War Mongrels - czyli polskie Commandos, o którym marzyli gracze?

​War Mongrels zaraz po oficjalnym ogłoszeniu zostało ochrzczone mianem "polskich Commandos". Gra miała przenosić do okresu drugiej wojny światowej, by prowadzić działania dywersyjne z udziałem Polaków, Żydów, a także byłych żołnierzy Wehramachtu. Autorzy chcieli ukazać z bliska dramat, który rozgrywał się podczas największego konfliktu w dziejach, z dużym naciskiem na psychologiczny aspekt i przeżycia partyzantów czy ofiar nazistów. Tytuł miał odwzorowywać tragiczną rzeczywistość do tego stopnia, że niektóre ze zwiastunów, według algorytmów Facebooka okazywały się zbyt kontrowersyjne i usuwano je z platformy bez ostrzeżenia. Niestety rodzimej strategii wiele brakuje do kultowej gry sprzed lat.

Jak najbardziej rozumiem pomysł na War Mongrels.

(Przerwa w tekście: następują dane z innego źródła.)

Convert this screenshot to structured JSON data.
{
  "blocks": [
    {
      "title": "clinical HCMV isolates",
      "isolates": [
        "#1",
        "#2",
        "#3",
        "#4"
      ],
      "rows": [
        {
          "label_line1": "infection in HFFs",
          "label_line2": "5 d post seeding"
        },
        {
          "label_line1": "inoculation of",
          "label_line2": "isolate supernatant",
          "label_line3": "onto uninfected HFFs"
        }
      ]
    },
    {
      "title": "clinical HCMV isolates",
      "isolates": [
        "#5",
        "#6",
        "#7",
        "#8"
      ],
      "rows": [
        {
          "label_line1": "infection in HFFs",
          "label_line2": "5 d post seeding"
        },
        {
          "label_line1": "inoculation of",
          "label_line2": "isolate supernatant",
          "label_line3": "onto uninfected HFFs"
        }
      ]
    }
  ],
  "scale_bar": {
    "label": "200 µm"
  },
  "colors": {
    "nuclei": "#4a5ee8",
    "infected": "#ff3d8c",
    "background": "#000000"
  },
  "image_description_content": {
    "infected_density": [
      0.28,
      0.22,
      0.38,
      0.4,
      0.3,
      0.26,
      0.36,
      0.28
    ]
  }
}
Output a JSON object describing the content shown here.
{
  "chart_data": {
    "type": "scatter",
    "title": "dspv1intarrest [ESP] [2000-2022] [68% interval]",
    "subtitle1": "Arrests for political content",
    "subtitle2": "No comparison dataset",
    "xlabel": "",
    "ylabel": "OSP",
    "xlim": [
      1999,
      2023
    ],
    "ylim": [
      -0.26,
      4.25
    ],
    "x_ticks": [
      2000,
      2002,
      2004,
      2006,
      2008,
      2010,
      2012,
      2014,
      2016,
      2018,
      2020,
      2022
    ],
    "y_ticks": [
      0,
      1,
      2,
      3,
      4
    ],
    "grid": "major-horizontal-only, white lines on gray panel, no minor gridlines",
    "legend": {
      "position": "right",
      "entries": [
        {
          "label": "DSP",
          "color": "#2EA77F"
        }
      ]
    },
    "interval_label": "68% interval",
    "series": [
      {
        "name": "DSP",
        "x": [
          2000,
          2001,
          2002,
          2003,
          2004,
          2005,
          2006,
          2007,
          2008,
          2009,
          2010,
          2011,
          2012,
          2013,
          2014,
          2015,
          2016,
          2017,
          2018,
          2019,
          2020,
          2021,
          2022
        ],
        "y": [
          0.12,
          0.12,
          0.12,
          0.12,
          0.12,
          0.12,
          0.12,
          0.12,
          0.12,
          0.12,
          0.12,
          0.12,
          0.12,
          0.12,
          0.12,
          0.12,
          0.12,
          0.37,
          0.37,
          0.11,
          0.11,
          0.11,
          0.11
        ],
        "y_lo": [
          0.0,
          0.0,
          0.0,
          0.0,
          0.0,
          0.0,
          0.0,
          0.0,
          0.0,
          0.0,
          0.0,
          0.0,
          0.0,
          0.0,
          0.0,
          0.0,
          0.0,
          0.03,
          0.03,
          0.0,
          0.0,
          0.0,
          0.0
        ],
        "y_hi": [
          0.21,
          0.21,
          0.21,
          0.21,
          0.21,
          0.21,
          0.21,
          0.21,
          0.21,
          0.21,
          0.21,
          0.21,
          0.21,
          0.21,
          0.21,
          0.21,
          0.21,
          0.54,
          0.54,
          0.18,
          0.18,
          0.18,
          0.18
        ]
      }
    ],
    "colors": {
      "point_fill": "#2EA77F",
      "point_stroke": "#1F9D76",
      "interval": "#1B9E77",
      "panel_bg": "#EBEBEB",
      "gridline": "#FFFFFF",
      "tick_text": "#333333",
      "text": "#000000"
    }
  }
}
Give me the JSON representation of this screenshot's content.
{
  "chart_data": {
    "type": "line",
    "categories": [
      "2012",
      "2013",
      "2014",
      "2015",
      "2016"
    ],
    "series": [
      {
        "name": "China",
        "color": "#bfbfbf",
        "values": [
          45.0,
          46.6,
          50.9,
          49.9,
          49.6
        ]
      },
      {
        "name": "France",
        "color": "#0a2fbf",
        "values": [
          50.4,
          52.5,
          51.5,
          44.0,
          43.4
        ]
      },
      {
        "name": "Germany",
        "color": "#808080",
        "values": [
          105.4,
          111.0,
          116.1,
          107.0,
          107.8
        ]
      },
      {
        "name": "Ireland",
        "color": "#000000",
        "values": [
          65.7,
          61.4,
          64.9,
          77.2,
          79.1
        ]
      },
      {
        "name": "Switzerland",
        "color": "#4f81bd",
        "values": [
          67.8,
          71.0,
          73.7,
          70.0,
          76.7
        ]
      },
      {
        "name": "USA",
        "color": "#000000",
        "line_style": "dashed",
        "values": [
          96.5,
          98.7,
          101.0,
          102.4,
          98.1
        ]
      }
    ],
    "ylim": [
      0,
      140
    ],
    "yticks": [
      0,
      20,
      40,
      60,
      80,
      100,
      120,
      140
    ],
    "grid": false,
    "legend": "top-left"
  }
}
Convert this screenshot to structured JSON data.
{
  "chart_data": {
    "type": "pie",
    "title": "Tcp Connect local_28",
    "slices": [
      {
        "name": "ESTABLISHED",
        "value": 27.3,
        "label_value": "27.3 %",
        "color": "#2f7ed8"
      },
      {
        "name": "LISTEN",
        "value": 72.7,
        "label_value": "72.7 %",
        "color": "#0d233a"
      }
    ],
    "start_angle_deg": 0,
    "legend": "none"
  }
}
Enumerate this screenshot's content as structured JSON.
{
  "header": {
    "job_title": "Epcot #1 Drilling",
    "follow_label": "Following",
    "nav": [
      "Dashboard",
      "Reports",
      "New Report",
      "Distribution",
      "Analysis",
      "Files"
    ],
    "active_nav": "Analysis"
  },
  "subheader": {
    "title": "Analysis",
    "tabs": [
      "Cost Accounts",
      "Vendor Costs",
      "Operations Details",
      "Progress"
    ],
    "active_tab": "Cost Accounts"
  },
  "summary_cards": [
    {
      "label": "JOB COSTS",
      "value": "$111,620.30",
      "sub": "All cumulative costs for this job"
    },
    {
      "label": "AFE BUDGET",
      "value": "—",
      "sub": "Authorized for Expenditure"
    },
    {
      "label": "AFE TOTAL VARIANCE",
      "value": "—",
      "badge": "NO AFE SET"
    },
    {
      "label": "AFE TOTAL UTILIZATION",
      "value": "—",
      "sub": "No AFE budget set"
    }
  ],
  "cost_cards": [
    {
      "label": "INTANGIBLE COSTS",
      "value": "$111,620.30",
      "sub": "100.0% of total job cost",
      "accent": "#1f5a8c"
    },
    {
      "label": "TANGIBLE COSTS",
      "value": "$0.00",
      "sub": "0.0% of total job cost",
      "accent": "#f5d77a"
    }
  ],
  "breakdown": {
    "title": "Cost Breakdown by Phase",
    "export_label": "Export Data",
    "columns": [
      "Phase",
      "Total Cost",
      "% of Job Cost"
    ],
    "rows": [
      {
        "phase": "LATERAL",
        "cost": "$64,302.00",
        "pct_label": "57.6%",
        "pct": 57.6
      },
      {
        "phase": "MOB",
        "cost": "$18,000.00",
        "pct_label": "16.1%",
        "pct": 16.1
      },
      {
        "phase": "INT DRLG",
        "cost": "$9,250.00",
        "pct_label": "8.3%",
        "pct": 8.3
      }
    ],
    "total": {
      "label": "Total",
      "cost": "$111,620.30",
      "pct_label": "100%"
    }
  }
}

Studio Destructive Creations (Hatred, Ancestors: Legacy) postanowiło zagrać na zbiorowym sentymencie graczy do Commandos i stworzyć swoją własną strategię, w której zdecydowanie częściej kombinuje się, skrada i zabija po cichu niż strzela. Skoro wypaliło w przypadku Shadow Tactics: Blades of the Shogun oraz Desperados 3 od Mimimi Games, to czemu miałby nie wypalić tym razem? Już wiemy, dlaczego. Zwyczajnie zabrakło umiejętności.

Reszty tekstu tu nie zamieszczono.